Q What is the consumer's perception of pork quality? A Quality means different things to different consumers according to their demographics, preparation methods and lifestyles. But, if we listen to consumers, we will hear: "All I want is a product that I can serve to my family time and again with the same results."
They want to know: "Why is one pork chop excellent and the other just so-so? Why are some chops pink and others not? Why is there moisture in the tray and other times it's dry?"

There is too much variation in the meat case. If we could deliver a consistent pork product the consumer wouldn't have to be confused. All they want is something that's nutritious, easy to prepare, affordable and available when they want it.

Q What do consumers want from pork? A They don't want a surprise every time they open up a package. They don't want something that is difficult to prepare, and they don't want to guess which cut it is. They don't want to hear their family comment on how awful the pork was.

They want a product that exceeds their expectations, something that is fun, something they can serve to company, something that wows their family. But the most important factor is taste.

Q Are consumers willing to pay for consistent, high-quality pork products, or do they just expect it? A I would like to believe if we add value to pork, consumers would be willing to pay more for it. There are models clearly demonstrating that you can create real or perceived value and be awarded for it. Two examples would be Certified Angus Beef and Certified Hereford Beef. They have done an excellent job creating value-added beef programs, at the same time generating more profit for the entire food chain.

Q What information can be added to a product label to entice consumers? A There is no one answer; different demographics have different perspectives.

If you look at the industry, you'll find different messages: Extra Tender, Always Tender Always Fresh, 97 percent Fat Free, American Heart Association seal of approval, USDA verified, Lean Generation, Pork the Other White Meat, on and on.

Q What can producers do to better meet consumers' demands? A The simplest answer is when developing a model for the food chain make sure the consumer is at the beginning of your business plan, not at the end. Make sure you have a strong feedback scenario in your model to ensure that your program is communicated with both ends of the food chain.

Q Can producers really connect through to retail? A It is critical that the entire food chain connects. Without producers producing the right pig, without the packers and processors producing the right products, and without the retailers and foodservice industries serving up the best products, this industry will struggle to move forward.
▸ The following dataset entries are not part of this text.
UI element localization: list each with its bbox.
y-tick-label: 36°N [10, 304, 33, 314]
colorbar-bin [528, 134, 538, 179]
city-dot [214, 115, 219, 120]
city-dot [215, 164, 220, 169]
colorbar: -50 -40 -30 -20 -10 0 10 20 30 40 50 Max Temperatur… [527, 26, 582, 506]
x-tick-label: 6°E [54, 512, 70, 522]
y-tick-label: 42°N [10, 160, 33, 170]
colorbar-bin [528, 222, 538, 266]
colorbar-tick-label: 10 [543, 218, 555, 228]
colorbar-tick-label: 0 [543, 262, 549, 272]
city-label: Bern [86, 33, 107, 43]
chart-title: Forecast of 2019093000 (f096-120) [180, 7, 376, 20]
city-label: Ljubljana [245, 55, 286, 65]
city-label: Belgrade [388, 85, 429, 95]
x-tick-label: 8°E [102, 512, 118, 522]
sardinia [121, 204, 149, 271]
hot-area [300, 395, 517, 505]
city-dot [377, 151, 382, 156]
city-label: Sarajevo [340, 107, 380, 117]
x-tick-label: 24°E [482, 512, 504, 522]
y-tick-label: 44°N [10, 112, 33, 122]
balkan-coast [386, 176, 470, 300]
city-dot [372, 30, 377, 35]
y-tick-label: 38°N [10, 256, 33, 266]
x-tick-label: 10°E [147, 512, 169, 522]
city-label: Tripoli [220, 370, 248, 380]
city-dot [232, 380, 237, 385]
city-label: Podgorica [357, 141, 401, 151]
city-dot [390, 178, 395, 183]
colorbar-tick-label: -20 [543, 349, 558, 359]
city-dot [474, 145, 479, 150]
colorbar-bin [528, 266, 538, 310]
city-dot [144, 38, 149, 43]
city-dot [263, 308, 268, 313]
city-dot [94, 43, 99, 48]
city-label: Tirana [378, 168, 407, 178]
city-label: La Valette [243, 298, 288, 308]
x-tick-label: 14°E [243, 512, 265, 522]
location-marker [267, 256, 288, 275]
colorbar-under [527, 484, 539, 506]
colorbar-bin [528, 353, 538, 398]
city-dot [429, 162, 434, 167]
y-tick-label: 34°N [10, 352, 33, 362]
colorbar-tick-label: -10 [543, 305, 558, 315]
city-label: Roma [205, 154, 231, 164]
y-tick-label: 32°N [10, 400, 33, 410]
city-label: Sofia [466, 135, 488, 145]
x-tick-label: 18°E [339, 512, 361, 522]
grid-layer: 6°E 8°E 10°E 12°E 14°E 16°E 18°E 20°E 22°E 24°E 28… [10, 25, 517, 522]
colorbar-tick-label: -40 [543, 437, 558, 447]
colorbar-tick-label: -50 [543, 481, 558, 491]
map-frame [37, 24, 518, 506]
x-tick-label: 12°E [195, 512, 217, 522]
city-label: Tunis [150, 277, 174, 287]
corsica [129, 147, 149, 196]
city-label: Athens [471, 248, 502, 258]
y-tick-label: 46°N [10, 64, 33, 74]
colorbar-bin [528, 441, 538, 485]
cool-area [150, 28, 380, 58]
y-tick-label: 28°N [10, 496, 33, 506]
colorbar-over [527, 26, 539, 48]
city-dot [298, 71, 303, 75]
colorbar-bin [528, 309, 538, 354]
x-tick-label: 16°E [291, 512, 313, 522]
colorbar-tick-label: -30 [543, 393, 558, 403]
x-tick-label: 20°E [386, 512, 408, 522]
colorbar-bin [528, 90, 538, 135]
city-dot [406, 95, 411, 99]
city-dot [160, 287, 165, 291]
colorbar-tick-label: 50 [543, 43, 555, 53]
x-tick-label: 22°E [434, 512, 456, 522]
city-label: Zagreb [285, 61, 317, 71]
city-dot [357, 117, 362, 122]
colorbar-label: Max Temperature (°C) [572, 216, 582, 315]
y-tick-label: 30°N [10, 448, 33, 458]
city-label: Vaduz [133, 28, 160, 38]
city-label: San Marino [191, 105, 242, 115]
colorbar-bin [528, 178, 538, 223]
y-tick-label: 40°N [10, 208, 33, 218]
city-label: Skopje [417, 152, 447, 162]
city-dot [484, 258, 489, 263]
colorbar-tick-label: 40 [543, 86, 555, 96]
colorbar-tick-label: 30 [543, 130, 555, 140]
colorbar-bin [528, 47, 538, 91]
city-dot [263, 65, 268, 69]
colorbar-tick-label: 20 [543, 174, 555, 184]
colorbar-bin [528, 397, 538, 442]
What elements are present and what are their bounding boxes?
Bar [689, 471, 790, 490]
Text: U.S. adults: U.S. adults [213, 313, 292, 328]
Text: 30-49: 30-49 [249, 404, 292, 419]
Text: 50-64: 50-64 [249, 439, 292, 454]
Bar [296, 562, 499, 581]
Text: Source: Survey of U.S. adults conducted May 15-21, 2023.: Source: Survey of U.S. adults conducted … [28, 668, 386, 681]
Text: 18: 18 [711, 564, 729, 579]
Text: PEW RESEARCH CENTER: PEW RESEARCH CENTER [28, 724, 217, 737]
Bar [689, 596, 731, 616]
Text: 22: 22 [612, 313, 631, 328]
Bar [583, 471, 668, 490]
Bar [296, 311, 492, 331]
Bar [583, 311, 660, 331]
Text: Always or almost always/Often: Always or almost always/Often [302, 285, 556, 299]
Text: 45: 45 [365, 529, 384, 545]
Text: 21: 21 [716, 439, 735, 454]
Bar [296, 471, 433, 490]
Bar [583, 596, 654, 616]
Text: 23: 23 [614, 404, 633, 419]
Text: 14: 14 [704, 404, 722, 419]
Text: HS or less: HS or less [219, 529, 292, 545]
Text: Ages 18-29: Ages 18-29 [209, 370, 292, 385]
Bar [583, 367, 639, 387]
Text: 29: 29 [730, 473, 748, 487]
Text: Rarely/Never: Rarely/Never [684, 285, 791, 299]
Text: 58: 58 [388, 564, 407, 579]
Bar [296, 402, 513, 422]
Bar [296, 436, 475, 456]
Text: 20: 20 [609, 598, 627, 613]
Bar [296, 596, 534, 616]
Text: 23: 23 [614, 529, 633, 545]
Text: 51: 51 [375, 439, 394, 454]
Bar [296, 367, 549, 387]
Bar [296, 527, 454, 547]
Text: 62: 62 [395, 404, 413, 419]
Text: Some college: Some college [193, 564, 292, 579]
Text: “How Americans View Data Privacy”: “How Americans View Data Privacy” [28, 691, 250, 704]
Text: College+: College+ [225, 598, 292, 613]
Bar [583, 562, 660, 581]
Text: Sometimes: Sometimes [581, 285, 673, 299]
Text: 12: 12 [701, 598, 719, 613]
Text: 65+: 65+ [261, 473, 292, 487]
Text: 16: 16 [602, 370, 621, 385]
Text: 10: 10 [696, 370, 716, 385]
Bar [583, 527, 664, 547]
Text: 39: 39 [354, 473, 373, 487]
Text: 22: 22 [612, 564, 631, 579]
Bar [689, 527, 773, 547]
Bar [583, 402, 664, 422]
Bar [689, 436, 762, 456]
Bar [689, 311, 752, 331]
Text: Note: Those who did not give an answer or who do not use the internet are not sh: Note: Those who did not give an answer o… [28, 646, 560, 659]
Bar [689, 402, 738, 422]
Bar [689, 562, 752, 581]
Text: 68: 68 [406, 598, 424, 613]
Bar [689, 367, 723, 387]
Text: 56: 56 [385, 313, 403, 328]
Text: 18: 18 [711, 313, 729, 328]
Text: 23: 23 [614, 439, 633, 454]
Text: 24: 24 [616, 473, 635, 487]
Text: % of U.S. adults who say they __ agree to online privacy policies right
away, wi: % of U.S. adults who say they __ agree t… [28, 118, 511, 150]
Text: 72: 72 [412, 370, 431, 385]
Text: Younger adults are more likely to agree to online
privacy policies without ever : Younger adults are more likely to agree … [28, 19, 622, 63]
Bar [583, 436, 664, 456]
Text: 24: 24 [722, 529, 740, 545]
As we come out of this long market correction we will see a different industry. The question is what will it look like? Will it mirror poultry? Or will we create a totally new industry – part vertically integrated, part producer aligned? Will packers continue to align with the retail industry? This has begun in some areas but the verdict is still out.

The retail industry will continue to consolidate. Wal-Mart continues to expand, including different models like its new "small mart" or neighborhood stores. Kroger, Safeway and Albertson continue to gobble up others.

I expect case-ready pork to move to the next level. We have seen some great successes that provide a positive picture for future growth. But it all comes at a price.
If someone is going to put a name on the package, the product has to be perfect.

Whose name will be on the "new" case-ready packages? Will it be national brands or in-house brands? What role can the producer play in this?

It adds up to partnerships: alignment between producer and packer, with partnership links to the end user.

We could learn a lot from some of the marketing laws:

  • The Law of the Category: "If you can't be the first in a category, set up a new category you can be first in."
  • The Law of the Mind: "It's better to be first in the mind than to be first in the marketplace."
  • The Law of Focus "The most powerful concept in marketing is owning a word in the prospect's mind."